AUF REGIONALER EBENE HATTE ICH DURCH MEINE TECHNISCH LAIENHAFT UMGESETZTE HOMEPAGE ETWAS ÄHNLICHES KONSTRUIERT. NUN BOT SICH DIE GELEGENHEIT, BUNDESWEIT DEN INFORMATIONSFLUSS UNTER VOGELBEOBACHTERN ZU REVOLUTIONIEREN.

CHRISTOPHER KÖNIG

Ein reiner Schreibtischjob. Fehlt da nicht der Bezug zur Praxis nach der Zeit draußen im Feld? Tatsächlich übernimmt König zum Ausgleich kleinere Kartierungsaufträge, ist Mitglied der Deutschen Avifaunistischen Kommission und schreibt an vielen ornithologischen Zeitschriftenbeiträgen mit.

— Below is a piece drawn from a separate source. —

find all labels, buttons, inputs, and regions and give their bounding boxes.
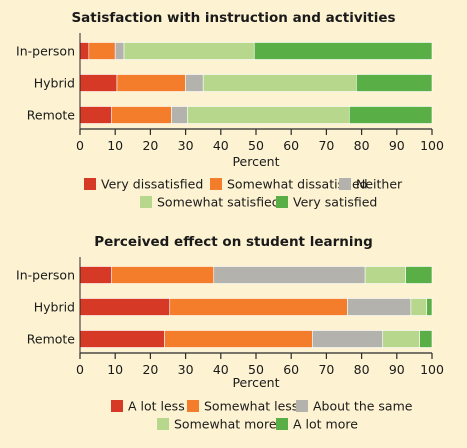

Einen großen Teil seiner Freizeit verbringt er zudem in der Natur. Dennoch werde ihm auch im Büro nie langweilig, schließlich habe er sein Hobby zum Beruf gemacht.

ICH FREUE MICH JEDEN TAG AUFS NEUE, ÜBER DIE MELDUNGEN VIELER TAUSEND VOGELKUNDLER STETS AKTUELL DAS VOGELKUNDLICHE GESCHEHEN MITVERFOLGEN ZU KÖNNEN. ES IST FASZINIEREND, WIE SICH MILLIONEN EINZELNER GELEGENHEITSBEOBACHTUNGEN ZU EINEM GESAMTBILD ZUSAMMENFÜGEN.

CHRISTOPHER KÖNIG

Gerade mit diesem Gesamtbild lassen sich Entwicklungen in Deutschlands Vogelwelt so schnell darstellen und auswerten wie nie zuvor. Das ist der tatsächliche Wert der Millionen an Daten.

Für Christopher König hat das Datenvermögen zudem einen hoch emotionalen Wert. Er bezeichnet sich selbst als „Twitcher“, als Sammler von Vogelbeobachtungen mit einer langen Artenliste.

Gibt es auf ornitho.de eine seltene Vogelart, die gemeldet wird und noch nicht auf seiner Deutschlandliste steht, packt er sein jederzeit griffbereites Fernglas, das Victory SF, sowie sein Spektiv und fährt los.